A disc-shaped spinner has five sections with the following colors and central angles:

Blue, 60; Red, 120; Green, 45; Red, 45; and Yellow, 90. Determine the probability for one spin of the spinner.
P(B U G)

P(BUG) = P(B)+P(G) = 60/360 + 45/360 = 1/6 + 1/8 = 7/24

To determine the probability of getting either Blue or Green (P(B U G)), we first need to find the total number of sections on the spinner and calculate the probability for each color individually.

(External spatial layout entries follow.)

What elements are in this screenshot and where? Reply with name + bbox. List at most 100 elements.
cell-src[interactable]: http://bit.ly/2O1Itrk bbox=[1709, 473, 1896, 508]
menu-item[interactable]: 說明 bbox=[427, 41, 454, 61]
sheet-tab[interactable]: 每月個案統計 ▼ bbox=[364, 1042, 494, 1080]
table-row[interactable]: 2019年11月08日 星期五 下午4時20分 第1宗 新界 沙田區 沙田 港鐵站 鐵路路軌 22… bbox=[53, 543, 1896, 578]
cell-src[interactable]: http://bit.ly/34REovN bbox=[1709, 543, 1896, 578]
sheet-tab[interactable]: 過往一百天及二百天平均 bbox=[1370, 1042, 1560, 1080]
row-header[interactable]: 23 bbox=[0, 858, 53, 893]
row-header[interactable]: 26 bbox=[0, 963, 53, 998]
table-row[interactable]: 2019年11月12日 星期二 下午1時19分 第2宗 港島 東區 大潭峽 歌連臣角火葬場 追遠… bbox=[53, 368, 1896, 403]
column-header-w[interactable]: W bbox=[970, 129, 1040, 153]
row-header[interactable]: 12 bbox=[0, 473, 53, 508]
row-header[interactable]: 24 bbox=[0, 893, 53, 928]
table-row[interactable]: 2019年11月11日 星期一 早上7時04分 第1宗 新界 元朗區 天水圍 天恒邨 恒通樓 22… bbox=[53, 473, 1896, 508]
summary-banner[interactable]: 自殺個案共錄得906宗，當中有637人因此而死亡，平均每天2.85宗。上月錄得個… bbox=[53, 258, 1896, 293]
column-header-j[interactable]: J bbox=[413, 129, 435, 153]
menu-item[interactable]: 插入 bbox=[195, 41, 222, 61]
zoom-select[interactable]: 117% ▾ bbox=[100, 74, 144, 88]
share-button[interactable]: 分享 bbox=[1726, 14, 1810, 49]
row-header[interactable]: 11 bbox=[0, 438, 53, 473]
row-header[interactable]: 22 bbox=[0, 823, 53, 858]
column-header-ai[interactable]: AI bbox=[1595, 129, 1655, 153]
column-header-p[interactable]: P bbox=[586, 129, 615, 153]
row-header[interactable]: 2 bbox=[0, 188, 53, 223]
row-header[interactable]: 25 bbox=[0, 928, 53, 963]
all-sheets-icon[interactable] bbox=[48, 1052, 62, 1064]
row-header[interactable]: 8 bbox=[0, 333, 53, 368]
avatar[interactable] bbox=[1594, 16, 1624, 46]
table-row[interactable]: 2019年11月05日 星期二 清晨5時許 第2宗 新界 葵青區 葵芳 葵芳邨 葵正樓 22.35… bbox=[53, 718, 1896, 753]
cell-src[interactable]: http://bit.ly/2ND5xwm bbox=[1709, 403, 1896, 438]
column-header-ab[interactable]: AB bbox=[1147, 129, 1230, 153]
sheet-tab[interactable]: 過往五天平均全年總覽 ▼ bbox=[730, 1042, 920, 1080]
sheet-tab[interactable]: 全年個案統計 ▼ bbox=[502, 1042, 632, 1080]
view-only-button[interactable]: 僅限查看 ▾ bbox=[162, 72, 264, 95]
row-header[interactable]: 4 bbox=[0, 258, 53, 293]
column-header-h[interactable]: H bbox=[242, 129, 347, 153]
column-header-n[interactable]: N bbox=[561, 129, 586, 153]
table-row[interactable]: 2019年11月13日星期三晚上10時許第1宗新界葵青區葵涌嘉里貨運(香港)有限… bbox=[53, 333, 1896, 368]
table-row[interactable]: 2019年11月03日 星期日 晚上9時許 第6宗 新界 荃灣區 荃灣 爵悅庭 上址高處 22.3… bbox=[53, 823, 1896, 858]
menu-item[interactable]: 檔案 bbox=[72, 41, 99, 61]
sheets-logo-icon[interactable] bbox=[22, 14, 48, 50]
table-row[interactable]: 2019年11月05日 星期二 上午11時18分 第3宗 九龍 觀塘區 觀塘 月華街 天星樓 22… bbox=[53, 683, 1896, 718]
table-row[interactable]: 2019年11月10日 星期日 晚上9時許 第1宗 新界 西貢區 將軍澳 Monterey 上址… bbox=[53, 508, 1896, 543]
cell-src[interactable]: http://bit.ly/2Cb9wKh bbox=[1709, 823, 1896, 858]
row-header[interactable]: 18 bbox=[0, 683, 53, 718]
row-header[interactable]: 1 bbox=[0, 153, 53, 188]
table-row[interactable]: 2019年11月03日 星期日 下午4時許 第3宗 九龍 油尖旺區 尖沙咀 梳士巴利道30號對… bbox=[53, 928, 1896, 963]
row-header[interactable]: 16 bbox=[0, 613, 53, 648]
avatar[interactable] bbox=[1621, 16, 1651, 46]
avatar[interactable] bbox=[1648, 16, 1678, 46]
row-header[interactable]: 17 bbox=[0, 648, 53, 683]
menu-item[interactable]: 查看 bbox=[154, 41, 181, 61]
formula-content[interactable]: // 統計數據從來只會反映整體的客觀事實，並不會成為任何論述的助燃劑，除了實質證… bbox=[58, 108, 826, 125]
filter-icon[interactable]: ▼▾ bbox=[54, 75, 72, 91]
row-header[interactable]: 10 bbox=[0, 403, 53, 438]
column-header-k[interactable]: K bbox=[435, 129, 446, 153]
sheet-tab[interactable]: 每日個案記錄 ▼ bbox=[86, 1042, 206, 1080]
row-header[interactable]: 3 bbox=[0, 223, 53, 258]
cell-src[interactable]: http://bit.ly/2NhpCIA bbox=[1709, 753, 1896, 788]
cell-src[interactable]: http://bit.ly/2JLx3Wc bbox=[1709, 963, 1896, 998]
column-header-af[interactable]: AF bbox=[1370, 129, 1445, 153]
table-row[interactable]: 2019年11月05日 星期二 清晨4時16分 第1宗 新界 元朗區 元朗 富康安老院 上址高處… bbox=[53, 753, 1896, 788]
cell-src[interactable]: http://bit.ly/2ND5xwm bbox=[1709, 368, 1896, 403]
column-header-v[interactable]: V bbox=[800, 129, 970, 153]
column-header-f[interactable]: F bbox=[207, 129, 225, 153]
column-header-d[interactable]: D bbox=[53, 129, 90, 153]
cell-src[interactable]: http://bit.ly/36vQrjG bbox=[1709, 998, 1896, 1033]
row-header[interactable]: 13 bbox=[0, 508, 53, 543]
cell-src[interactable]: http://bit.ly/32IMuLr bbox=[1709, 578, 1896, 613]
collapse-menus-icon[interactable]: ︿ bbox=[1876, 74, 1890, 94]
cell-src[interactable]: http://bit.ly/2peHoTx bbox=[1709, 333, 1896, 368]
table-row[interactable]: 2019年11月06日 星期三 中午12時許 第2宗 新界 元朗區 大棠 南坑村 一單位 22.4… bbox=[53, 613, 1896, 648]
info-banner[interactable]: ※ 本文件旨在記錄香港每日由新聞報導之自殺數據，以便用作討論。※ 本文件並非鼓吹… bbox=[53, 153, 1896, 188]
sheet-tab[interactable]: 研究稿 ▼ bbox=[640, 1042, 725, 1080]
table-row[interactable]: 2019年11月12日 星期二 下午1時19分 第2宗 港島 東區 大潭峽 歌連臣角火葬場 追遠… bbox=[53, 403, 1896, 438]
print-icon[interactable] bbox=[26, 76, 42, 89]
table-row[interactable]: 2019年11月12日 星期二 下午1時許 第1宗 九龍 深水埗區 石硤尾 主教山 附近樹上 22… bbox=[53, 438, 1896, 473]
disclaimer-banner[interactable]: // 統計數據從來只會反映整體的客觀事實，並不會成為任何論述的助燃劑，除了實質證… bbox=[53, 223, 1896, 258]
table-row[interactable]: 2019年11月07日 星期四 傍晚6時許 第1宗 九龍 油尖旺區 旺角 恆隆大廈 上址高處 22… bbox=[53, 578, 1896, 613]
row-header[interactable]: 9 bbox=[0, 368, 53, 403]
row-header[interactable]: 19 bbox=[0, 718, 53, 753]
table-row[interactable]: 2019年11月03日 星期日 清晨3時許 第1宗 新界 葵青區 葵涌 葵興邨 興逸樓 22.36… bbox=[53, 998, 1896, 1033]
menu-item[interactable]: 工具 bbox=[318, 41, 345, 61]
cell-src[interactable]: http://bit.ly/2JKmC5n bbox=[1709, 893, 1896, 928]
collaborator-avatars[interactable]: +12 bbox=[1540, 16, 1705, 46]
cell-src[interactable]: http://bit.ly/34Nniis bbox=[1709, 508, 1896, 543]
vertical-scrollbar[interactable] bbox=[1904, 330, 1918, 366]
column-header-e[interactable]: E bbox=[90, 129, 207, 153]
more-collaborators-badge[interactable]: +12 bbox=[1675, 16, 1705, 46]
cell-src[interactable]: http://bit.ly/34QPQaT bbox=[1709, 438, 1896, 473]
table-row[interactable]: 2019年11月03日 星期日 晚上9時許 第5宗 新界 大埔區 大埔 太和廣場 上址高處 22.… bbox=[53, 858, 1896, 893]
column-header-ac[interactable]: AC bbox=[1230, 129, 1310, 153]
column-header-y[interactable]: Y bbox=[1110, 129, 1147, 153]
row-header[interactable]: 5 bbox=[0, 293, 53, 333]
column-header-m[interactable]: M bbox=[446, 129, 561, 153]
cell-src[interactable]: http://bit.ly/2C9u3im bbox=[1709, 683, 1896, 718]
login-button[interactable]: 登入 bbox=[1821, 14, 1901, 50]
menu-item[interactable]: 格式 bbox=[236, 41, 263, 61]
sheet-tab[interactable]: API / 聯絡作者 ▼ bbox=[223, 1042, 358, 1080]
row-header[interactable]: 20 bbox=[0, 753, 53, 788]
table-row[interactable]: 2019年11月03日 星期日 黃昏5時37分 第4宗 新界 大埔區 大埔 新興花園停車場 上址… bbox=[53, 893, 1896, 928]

Given that the spinner has five sections, we can calculate the probability for each color by dividing the central angle of that color by the total sum of all central angles:

Blue: 60 / (60 + 120 + 45 + 45 + 90)
Green: 45 / (60 + 120 + 45 + 45 + 90)

Simplifying the fractions:

Blue: 60 / 360
Green: 45 / 360

Now we calculate the probability for each color:

P(Blue) = 60 / 360 = 1/6
P(Green) = 45 / 360 = 1/8

Finally, to find P(B U G), we need to sum the probabilities of Blue and Green:

P(B U G) = P(Blue) + P(Green)
= 1/6 + 1/8

To simplify the sum, we need a common denominator:

P(B U G) = 4/24 + 3/24
= 7/24

Therefore, the probability of getting either Blue or Green on one spin of the spinner is 7/24.